While far-right parties are largely successful in former communist eastern Germany -- the anti-immigrant NPD is represented in two of five state assemblies -- experts underline that xenophobic tendencies also exist among voters of mainstream political parties in the western part of the country.

"Hostility against foreigners and immigrants is equally widespread in western Germany, too," said Elmar Brähler from the University of Leipzig, who carried out a study in 2006 for the Friedrich Ebert Foundation on right-wing extremism in Germany. "The phenomenon is worst among those over the age of 60."

Senior citizens in Germany
Around 68 percent of the CDU's members are older than 50Image: Bilderbox

Analysts say it's no coincidence Koch is appealing to an older generation of conservative voters who are increasingly important to his re-election bid and those of conservative premiers in other states.

According to the party's latest statistics, CDU membership has fallen from 638,000 in 1999 to 541,289 at the end of Sept 2007. Around 68 percent of the members are older than 50, compared with 14 percent in the age group 16 to 39.

"Whipping up fears about security after a brutal attack on the Munich subway is a sure tactic of getting the attention of these older voters," Neugebauer said.

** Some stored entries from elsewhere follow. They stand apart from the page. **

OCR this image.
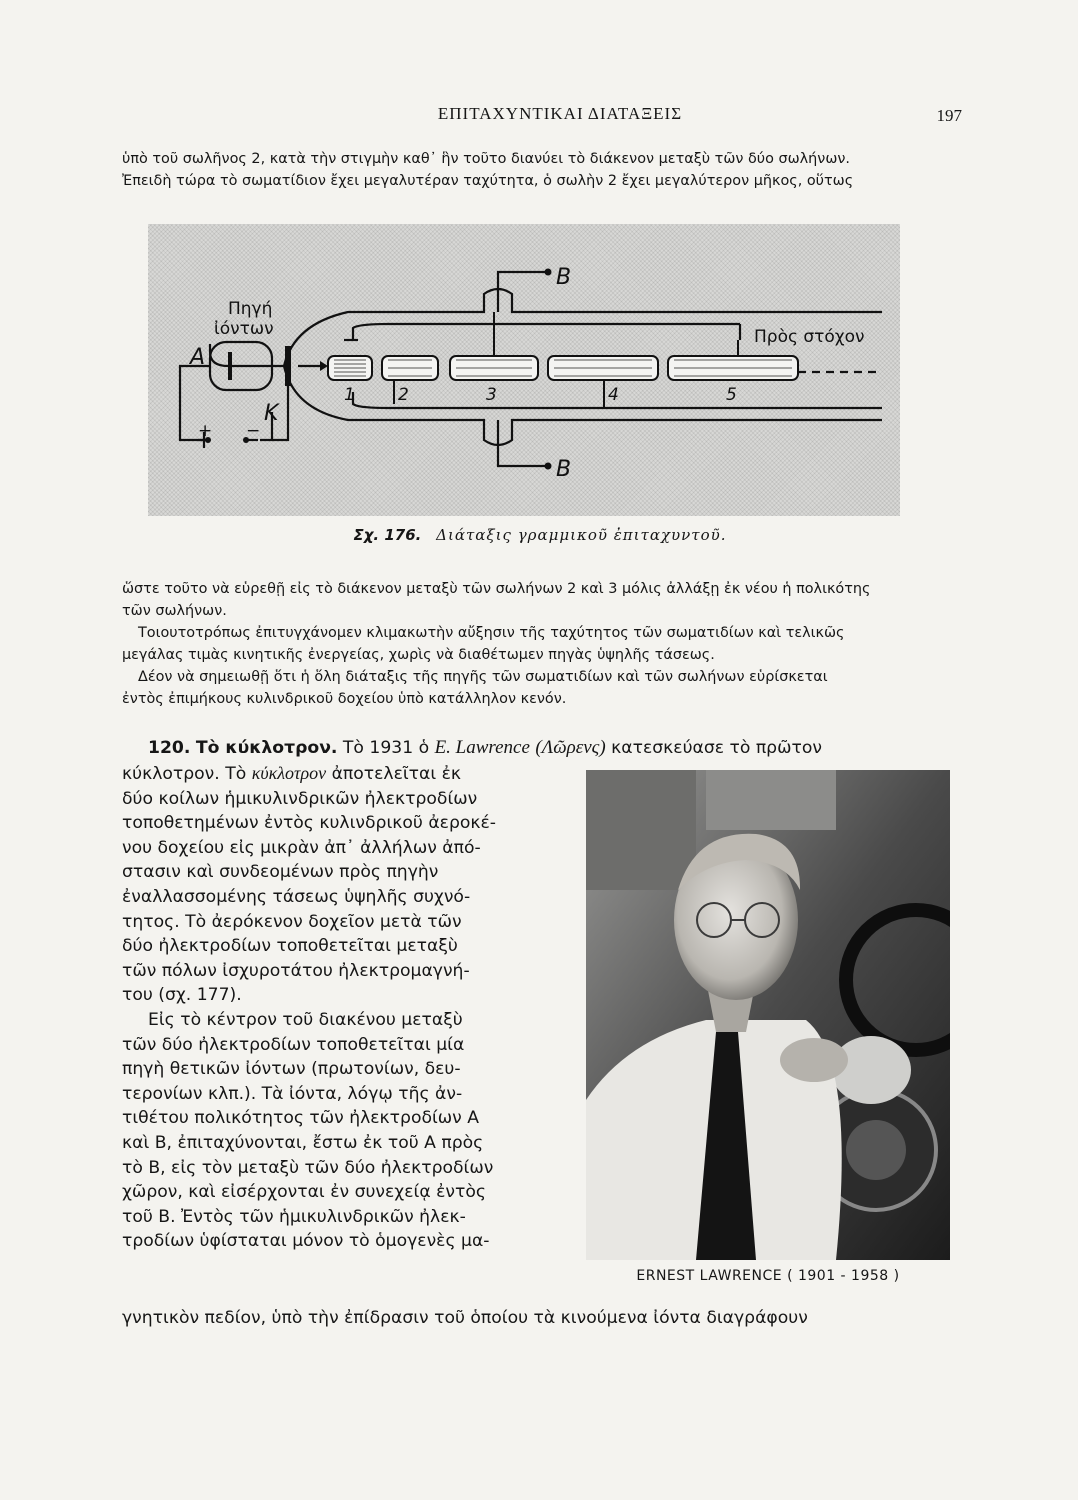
ΕΠΙΤΑΧΥΝΤΙΚΑΙ ΔΙΑΤΑΞΕΙΣ	197
ὑπὸ τοῦ σωλῆνος 2, κατὰ τὴν στιγμὴν καθ᾽ ἣν τοῦτο διανύει τὸ διάκενον μεταξὺ τῶν δύο σωλήνων.
Ἐπειδὴ τώρα τὸ σωματίδιον ἔχει μεγαλυτέραν ταχύτητα, ὁ σωλὴν 2 ἔχει μεγαλύτερον μῆκος, οὕτως
B
B
Πηγή
ἰόντων	Πρὸς στόχον
A
K
+ −
1	2	3	4	5
Σχ. 176. Διάταξις γραμμικοῦ ἐπιταχυντοῦ.
ὥστε τοῦτο νὰ εὑρεθῇ εἰς τὸ διάκενον μεταξὺ τῶν σωλήνων 2 καὶ 3 μόλις ἀλλάξῃ ἐκ νέου ἡ πολικότης
τῶν σωλήνων.
Τοιουτοτρόπως ἐπιτυγχάνομεν κλιμακωτὴν αὔξησιν τῆς ταχύτητος τῶν σωματιδίων καὶ τελικῶς
μεγάλας τιμὰς κινητικῆς ἐνεργείας, χωρὶς νὰ διαθέτωμεν πηγὰς ὑψηλῆς τάσεως.
Δέον νὰ σημειωθῇ ὅτι ἡ ὅλη διάταξις τῆς πηγῆς τῶν σωματιδίων καὶ τῶν σωλήνων εὑρίσκεται
ἐντὸς ἐπιμήκους κυλινδρικοῦ δοχείου ὑπὸ κατάλληλον κενόν.
120. Τὸ κύκλοτρον. Τὸ 1931 ὁ E. Lawrence (Λῶρενς) κατεσκεύασε τὸ πρῶτον
κύκλοτρον. Τὸ κύκλοτρον ἀποτελεῖται ἐκ
δύο κοίλων ἡμικυλινδρικῶν ἠλεκτροδίων
τοποθετημένων ἐντὸς κυλινδρικοῦ ἀεροκέ-
νου δοχείου εἰς μικρὰν ἀπ᾽ ἀλλήλων ἀπό-
στασιν καὶ συνδεομένων πρὸς πηγὴν
ἐναλλασσομένης τάσεως ὑψηλῆς συχνό-
τητος. Τὸ ἀερόκενον δοχεῖον μετὰ τῶν
δύο ἠλεκτροδίων τοποθετεῖται μεταξὺ
τῶν πόλων ἰσχυροτάτου ἠλεκτρομαγνή-
του (σχ. 177).
Εἰς τὸ κέντρον τοῦ διακένου μεταξὺ
τῶν δύο ἠλεκτροδίων τοποθετεῖται μία
πηγὴ θετικῶν ἰόντων (πρωτονίων, δευ-
τερονίων κλπ.). Τὰ ἰόντα, λόγῳ τῆς ἀν-
τιθέτου πολικότητος τῶν ἠλεκτροδίων A
καὶ B, ἐπιταχύνονται, ἔστω ἐκ τοῦ A πρὸς
τὸ B, εἰς τὸν μεταξὺ τῶν δύο ἠλεκτροδίων
χῶρον, καὶ εἰσέρχονται ἐν συνεχείᾳ ἐντὸς
τοῦ B. Ἐντὸς τῶν ἡμικυλινδρικῶν ἠλεκ-
τροδίων ὑφίσταται μόνον τὸ ὁμογενὲς μα-
γνητικὸν πεδίον, ὑπὸ τὴν ἐπίδρασιν τοῦ ὁποίου τὰ κινούμενα ἰόντα διαγράφουν
ERNEST LAWRENCE ( 1901 - 1958 )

Minimum wage may be a vote-getter this time

While Koch's anti-foreigner rhetoric has put further strain on his party's uneasy grand coalition with the Social Democrats at the federal level, experts say Chancellor Angela Merkel is unlikely to publicly rein in Koch for fear of losing an economically and politically important state that the CDU has ruled for almost a decade.

Polls indicate that the SPD has made huge gains in Hesse and that Koch is struggling to keep his absolute majority.

Merkel herself has talked often about the need to integrate the country's 2.3 million Muslims, most of who are of Turkish origin, but says immigrants must accept German culture. An opponent of Turkey's EU membership, Merkel won thunderous applause at a recent party conference for saying mosques should not dwarf churches.

A waiter at a beer garden in Munich
Some say voters are more interested in getting decent wagesImage: AP

While the outcome of the election in Hesse is still open, some believe that the CDU's tactic of using stirring fears of immigration as a vote-getter may no longer work this time.

The SPD's push for a national minimum wage in an effort to dethrone Koch -- it's opposed by Merkel's CDU -- has wide public support and comes at a time when fears about economic uncertainty are growing, said Richard Stöss, a politics professor at Berlin's Free University.

"Hesse is home to lots of industry and factories and an issue like a national minimum wage is likely to resonate far better with voters than fears of immigration," he said.